Его рассказ был немногословен, но содержателен. Сразу после ухода Антона в их комнату вошли двое верзил и спросили, где судья. Поскольку в номере числилось два судьи, Иван Николаевич, уже догадавшийся, что с российской юриспруденцией гости не имеют ничего общего, поинтересовался – какой именно. Его вопрос почему-то вызвал шквал негодования, а попытка встать была расценена как вызов. После одного-единственного удара в нос, в результате которого майка мурманского судьи мгновенно окрасилась в пурпурный цвет, «мерзавцы приступили к несанкционированному обыску». В воздух взметалось все, что имело принадлежность к судейскому сообществу, – костюмы, записи, книги и даже предметы личной гигиены. Один из беспредельщиков хотел даже вскрыть крышку телевизора, но не смог ее отломить. Через мгновение Бутурлину наконец-то задали вопрос по существу.

– Где документы, крыса?!

Иван Николаевич потянулся к тумбочке, чем на секунду успокоил ярость негодяев. Но после того как он предъявил свой паспорт, его очки приняли нынешний вид. Еще через мгновение в кармане одного из налетчиков зашипела радиостанция, и неизвестный, говорящий утробным голосом, сообщил:

– Митя, падва сломал мне челюсть! Валите на фиг! Документы у Стгуге с собой!..

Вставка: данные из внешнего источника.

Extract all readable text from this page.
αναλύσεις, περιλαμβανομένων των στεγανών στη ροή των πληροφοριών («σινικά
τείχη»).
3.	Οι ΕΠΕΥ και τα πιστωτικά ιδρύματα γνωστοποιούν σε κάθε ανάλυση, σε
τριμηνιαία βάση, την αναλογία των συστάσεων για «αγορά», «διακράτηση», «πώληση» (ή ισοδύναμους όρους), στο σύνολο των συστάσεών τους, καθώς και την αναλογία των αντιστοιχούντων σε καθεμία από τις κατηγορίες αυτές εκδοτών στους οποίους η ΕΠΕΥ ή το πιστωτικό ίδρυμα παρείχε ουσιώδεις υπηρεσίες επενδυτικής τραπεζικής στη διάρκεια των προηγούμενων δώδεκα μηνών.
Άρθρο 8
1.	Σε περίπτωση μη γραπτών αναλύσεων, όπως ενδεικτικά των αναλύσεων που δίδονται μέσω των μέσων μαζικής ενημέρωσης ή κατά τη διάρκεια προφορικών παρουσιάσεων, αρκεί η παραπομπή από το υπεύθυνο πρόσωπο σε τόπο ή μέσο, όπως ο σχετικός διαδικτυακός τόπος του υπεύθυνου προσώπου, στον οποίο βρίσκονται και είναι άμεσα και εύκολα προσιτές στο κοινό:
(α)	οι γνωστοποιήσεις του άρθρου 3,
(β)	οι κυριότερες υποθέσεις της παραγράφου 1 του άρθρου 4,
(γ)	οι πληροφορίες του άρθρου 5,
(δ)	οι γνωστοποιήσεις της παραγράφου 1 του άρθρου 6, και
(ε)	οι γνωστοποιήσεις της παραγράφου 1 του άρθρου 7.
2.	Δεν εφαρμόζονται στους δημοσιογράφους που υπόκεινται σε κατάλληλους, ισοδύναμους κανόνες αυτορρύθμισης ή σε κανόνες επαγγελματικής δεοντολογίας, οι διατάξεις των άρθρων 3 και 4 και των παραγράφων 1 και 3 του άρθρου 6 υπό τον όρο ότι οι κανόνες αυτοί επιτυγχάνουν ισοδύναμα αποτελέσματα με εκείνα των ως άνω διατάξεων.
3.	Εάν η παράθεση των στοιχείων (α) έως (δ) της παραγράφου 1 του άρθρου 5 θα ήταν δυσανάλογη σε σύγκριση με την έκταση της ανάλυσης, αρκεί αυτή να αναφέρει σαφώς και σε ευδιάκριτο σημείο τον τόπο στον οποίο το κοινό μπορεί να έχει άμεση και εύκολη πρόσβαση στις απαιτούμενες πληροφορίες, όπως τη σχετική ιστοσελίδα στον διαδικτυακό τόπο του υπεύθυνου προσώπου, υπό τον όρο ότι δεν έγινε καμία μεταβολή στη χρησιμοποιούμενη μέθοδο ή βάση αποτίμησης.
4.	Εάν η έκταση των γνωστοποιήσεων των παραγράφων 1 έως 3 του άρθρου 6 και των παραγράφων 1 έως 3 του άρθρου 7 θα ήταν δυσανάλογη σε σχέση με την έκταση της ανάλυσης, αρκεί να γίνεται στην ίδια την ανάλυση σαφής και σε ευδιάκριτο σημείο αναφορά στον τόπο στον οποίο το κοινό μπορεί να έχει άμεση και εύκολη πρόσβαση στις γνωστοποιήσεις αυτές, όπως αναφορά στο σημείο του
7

После этого оба налетчика исчезли так же неожиданно, как и появились.

Струге было не до смеха. Во-первых, из-за него пострадал совершенно невинный человек. Вряд ли можно было предположить такое развитие событий, однако жизнь Антона Павловича уже давно должна была научить его быть готовым к любой неожиданности. Во-вторых, все оказалось гораздо серьезнее, чем он предполагал. Даже стычка на лестничной площадке не обещала столь стремительного продолжения.

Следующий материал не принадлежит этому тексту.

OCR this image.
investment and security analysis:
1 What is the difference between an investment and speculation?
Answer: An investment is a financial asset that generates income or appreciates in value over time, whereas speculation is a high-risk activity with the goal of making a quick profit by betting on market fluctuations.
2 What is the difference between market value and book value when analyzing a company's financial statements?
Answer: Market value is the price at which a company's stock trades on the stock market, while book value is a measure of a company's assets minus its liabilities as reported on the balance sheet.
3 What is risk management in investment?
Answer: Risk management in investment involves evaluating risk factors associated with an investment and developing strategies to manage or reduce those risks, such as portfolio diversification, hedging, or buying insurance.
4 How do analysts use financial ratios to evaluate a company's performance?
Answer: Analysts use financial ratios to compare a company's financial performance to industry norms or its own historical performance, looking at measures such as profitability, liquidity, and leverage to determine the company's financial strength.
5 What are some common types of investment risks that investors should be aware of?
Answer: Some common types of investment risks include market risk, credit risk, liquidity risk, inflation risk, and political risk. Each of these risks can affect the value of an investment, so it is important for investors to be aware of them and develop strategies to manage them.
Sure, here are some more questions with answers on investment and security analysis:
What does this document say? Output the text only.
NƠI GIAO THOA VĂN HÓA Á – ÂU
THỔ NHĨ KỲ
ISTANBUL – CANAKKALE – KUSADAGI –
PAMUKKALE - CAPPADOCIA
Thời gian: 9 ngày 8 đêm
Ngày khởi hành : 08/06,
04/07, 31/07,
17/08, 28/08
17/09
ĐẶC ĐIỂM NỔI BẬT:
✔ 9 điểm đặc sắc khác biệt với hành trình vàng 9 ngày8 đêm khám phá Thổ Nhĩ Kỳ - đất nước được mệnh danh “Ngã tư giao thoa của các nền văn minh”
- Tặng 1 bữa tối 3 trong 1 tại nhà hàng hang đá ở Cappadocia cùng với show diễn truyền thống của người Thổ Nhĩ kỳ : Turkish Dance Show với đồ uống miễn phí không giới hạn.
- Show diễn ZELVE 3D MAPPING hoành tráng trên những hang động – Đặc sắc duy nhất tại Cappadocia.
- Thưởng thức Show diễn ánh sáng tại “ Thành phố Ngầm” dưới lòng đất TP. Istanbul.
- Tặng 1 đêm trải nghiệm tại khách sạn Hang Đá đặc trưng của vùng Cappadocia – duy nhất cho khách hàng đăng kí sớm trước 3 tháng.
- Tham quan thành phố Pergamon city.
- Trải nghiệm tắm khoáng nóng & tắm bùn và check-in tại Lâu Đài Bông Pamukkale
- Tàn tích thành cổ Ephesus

Вызывать группу Выходцев не торопился. Он был из тех следователей, которые сначала думают, а потом делают. То есть – мудрым. Заниматься фальсификацией, сиречь – укладывать найденный Струге пакет обратно в гидрант, а потом при вызванных понятых вновь извлекать его уже не имело смысла. Неизвестные преступники уже знают, что пакета там нет. Серьезность совершаемых преступлений предполагает серьезное отношение к проводимому следствию. И изначальное строение работы на мистификациях и получении вещественных доказательств при помощи незаконных приемов могло привести лишь к одному исходу. Тот же Генрих Падва, или Резник, или иной другой, им подобный, кто не просто умен, а умен до безобразия, развалит дело еще до того, как оно вступит в стадию судебного разбирательства. Убийство судьи и скрывающиеся за ним мотивы этого преступления – не карманная кража, где следователь может позволить себе расслабиться и допустить пару ляпов. Виновные с улыбкой встанут со скамьи подсудимых и покинут зал суда после первого же заседания. Однако ясно было и другое. Никто не может гарантировать безопасности Струге и Бутурлина. Они находятся в состоянии повышенной опасности даже внутри этих стен ведомственной гостиницы МВД. А раз так, то Иван Николаевич имеет полное право знать то, что известно Струге и Выходцеву. Собственно, знали они не много, однако мурманский судья должен знать, за что его бьют в лицо, если имевший место инцидент будет иметь свое продолжение.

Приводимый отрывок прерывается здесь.